Labubus de Pop Mart va-t-il dans le sens des Beanie Babies ? Réponses de l’analyste

  • L’analyste de Bernstein, Melinda Hu, prévient que l’engouement pour Labubu de Pop Mart reflète la bulle des Beanie Babies.
  • Les actions de Pop Mart sont en baisse de plus de 30 % par rapport aux sommets d’août dans un contexte de ralentissement des craintes de croissance.
  • L’intérêt à court terme reste élevé alors que les investisseurs s’interrogent sur la dépendance de Pop Mart vis-à-vis de Labubu.

La frénésie du marché autour des jouets Labubu très populaires de Pop Mart International Group Ltd. pourrait approcher de son point de rupture, selon un analyste baissier qui compare l’engouement à la bulle Beanie Babies des années 1990.

La rareté, la chasse, le hit de dopamine et le marché secondaire qui alimentent la popularité de Labubu ressemblent au cycle spéculatif des Beanie Babies, a déclaré Melinda Hu, analyste de recherche principale pour les actions de consommation asiatiques chez Bernstein à Hong Kong, citée dans un rapport de Bloomberg.

Hu, qui est actuellement le seul analyste à avoir une note de vente sur Pop Mart, a averti que le battage médiatique autour des jouets de collection à crocs acérés de la société est à son apogée.

L’analyste a ajouté qu’elle ne conseillerait pas aux investisseurs à long terme d’ajouter les actions sans changements fondamentaux dans la stratégie de l’entreprise.

Les actions chutent fortement après un rallye spectaculaire

Le soi-disant âge d’or de l’action de Pop Mart est peut-être en train de s’estomper.

Les actions de la société cotées à Hong Kong ont chuté de plus de 30 % par rapport à leur pic d’août, effaçant une partie d’un rallye de 1 500 % qui avait commencé au début de l’année dernière.

Certaines des pertes ont été déclenchées par un incident viral au cours duquel un employé a remis en question le prix de l’un des produits « blind-box » de Pop Mart lors d’un événement en direct, sapant ainsi la confiance dans l’exclusivité perçue de la marque.

Les résultats du troisième trimestre de Pop Mart, publiés fin octobre, ont d’abord dépassé les prévisions, mais l’action a chuté de plus de 9 % le 23 octobre après que les investisseurs ne soient pas convaincus de la trajectoire de croissance à long terme de l’entreprise.

La dépendance croissante à l’égard de Labubu suscite des inquiétudes

Le malaise des investisseurs s’est intensifié face à la forte dépendance de Pop Mart à l’égard de Labubu pour la dynamique des ventes.

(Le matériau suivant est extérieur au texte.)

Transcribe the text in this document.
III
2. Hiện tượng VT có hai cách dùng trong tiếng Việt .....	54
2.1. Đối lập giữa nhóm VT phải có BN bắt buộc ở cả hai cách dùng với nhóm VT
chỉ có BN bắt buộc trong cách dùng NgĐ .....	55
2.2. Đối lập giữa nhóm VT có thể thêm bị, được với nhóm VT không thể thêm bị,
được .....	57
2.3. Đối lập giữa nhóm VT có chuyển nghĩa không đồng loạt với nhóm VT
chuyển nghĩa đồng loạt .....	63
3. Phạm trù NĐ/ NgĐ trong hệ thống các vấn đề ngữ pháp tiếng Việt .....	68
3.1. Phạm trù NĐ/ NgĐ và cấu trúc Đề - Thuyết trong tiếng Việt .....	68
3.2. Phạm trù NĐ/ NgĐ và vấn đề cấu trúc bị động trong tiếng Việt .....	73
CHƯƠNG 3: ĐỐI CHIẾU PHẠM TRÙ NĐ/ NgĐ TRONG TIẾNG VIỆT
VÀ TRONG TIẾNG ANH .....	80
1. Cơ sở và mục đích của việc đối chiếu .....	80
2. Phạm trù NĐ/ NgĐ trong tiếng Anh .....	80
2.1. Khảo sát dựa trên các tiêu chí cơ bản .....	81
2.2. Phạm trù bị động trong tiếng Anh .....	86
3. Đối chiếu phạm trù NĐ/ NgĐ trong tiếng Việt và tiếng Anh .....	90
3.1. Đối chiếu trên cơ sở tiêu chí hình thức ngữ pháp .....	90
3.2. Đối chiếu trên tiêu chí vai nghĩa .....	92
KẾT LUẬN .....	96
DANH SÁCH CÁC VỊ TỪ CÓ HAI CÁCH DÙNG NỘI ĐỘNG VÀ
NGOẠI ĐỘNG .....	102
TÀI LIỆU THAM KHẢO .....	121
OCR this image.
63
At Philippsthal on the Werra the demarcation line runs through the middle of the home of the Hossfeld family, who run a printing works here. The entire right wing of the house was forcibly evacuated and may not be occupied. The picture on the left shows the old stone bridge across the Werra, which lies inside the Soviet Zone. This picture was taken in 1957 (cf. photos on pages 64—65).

La série « Monsters » de la société, qui comprend le personnage, a représenté environ 35 % du chiffre d’affaires total au cours du premier semestre de l’année, contre 14 % un an plus tôt.

« Le débat haussier-baissier se résume à une question : l’entreprise peut-elle se libérer de la dépendance de Labubu et stimuler la croissance grâce à d’autres IP ? » Hu a ajouté dans le rapport, faisant référence à l’écurie de marques de propriété intellectuelle de Pop Mart.

Jusqu’à présent, peu de signes suggèrent que d’autres personnages ou franchises ont reproduit le succès fulgurant de Labubu.

Malgré la position baissière de Bernstein, la communauté des analystes au sens large reste extrêmement positive.

Sur les 46 analystes couvrant Pop Mart, 42 le jugent « achat », tandis que trois suggèrent un « maintien », selon les données de Bloomberg.

Cependant, les traders semblent de plus en plus sceptiques. L’intérêt à court terme pour l’action de Pop Mart a grimpé à 2,8 % du flottant jeudi, son plus haut niveau depuis avril 2024, selon les données de SandP Global, signalant des paris croissants contre la performance à court terme de l’action.

Échos du boom des Beanie Babies

La comparaison de Hu avec les Beanie Babies, les jouets en peluche à collectionner des années 1990 fabriqués par Ty Inc., est porteuse d’un avertissement.

Ces jouets ont autrefois pris de la valeur alors que les collectionneurs les traitaient comme des investissements, jusqu’à ce que la bulle éclate en 1999, laissant la plupart presque sans valeur.

Le parallèle, suggère Hu, réside dans la psychologie spéculative à l’origine des deux manies : la rareté, le battage médiatique et un marché de la revente florissant créant une boucle de rétroaction de la demande détachée des fondamentaux.

Pour Pop Mart, le défi est maintenant de savoir s’il peut transformer une obsession à court terme en croissance durable, ou s’il risque de voir Labubu suivre Beanie Babies dans l’histoire des objets de collection.